Menurutnya, hubungan baik antarnegara merupakan adalah saling menghormati. Termasuk persoalan kedaulatan negara.

"Hubungan baik antarnegara adalah karena dalung (saling) menghormati," tegasnya.
Sebelumnya, Menko Luhut meminta semua pihak untuk tidak meributkan masalah pelanggaran kedaulatan oleh China di Natuna.

Ia khawatir ribut-ribut mengenai persoalan ini mengganggu hubungan ekonomi dengan China, terutama investasi.
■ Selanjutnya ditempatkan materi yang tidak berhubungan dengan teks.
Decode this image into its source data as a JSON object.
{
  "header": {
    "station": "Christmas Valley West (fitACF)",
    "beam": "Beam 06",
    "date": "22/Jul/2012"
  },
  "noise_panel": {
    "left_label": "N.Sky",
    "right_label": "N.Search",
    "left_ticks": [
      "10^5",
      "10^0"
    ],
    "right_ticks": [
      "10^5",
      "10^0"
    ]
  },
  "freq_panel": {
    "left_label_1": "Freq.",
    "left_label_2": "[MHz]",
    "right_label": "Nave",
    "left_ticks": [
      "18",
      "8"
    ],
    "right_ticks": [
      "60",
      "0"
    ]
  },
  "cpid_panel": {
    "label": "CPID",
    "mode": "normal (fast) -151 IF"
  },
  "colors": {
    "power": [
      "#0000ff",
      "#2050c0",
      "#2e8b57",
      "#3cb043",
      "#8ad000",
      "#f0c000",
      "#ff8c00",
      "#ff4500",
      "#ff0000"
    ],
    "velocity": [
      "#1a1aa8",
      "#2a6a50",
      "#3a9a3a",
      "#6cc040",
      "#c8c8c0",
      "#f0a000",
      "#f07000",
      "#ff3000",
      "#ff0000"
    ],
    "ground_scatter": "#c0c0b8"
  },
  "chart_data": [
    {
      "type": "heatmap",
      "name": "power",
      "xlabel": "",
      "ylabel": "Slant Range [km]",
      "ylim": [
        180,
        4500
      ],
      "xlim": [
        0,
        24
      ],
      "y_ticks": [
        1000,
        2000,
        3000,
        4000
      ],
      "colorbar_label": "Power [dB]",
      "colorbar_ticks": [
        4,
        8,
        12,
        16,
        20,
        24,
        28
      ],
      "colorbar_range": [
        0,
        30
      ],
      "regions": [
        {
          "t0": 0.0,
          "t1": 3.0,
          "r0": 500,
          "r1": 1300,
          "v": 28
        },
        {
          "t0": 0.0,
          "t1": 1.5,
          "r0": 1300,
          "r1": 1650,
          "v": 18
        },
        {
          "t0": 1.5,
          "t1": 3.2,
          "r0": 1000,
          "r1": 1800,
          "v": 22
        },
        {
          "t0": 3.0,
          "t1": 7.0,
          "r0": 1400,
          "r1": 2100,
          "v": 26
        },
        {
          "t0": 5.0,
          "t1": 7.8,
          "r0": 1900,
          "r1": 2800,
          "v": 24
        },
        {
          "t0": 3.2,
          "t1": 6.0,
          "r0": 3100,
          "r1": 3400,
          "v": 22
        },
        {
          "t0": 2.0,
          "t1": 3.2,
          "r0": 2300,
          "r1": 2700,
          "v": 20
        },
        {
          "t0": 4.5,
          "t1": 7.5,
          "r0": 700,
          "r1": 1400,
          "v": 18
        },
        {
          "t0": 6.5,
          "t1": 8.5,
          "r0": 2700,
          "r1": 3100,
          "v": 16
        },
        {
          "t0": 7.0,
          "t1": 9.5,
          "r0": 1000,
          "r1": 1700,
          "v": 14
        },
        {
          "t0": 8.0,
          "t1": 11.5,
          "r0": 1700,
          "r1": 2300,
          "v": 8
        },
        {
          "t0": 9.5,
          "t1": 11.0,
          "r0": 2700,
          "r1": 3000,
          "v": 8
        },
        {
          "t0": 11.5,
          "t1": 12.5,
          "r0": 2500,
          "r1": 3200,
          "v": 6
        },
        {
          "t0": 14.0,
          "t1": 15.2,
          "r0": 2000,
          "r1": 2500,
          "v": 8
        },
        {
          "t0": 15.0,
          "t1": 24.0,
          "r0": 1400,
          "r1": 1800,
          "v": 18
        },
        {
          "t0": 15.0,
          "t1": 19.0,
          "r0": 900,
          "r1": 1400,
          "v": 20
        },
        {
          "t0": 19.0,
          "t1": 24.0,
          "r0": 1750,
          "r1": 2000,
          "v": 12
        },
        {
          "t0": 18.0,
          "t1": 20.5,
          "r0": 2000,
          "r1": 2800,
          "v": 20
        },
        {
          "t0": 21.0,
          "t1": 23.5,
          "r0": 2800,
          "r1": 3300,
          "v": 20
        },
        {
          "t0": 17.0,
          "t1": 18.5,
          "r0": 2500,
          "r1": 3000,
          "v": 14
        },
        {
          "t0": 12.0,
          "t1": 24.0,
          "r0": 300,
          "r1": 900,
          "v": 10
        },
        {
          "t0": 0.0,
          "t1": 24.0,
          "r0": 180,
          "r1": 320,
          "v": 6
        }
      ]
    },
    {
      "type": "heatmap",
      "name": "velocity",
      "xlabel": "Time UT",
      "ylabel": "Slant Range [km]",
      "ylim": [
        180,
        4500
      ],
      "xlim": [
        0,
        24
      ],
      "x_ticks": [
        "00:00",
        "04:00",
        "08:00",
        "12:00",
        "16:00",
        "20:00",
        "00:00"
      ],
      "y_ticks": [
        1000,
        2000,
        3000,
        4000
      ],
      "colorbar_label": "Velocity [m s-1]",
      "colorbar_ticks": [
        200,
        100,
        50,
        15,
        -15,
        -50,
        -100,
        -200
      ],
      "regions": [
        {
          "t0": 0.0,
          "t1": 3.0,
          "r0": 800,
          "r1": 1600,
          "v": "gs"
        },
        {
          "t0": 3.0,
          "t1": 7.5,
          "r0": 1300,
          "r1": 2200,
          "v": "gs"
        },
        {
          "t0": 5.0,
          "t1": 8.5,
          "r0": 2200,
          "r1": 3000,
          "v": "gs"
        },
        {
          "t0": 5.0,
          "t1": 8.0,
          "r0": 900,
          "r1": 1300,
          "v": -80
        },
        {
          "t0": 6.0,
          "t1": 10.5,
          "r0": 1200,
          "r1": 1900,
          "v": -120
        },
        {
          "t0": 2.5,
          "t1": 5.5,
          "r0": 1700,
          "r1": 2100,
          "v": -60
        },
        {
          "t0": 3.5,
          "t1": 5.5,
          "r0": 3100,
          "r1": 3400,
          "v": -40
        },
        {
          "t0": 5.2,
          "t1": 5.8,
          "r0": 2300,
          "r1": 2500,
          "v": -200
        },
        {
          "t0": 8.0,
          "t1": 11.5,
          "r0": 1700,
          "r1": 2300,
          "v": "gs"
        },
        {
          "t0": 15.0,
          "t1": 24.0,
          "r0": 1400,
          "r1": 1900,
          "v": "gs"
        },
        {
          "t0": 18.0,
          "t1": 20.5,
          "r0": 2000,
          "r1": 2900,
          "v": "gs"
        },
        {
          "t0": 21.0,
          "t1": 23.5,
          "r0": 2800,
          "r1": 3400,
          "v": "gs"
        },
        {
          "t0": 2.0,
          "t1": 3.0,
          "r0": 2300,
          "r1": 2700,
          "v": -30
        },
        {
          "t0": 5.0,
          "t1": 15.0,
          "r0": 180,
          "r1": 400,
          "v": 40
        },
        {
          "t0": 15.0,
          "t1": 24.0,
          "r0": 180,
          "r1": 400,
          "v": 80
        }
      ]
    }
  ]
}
"Ya makanya (supaya enggak ganggu investasi), saya bilang untuk apa diributin. Sebenarnya kita juga mesti lihat, kita ini harus membenahi diri kita," kata Luhut usai pertemuan sore bersama Menteri Pertahanan Prabowo Subianto di kantornya, Jakarta Pusat, Jumat (3/1).

Luhut menilai, masuknya kapal-kapal asing dari China ini akibat kurangnya kemampuan Indonesia mengawasi Zona Ekonomi Eksklusif (ZEE). Ia menambahkan, Presiden Jokowi telah memerintahkan untuk menambah kapal-kapal di perairan Natuna.(kumparan.com)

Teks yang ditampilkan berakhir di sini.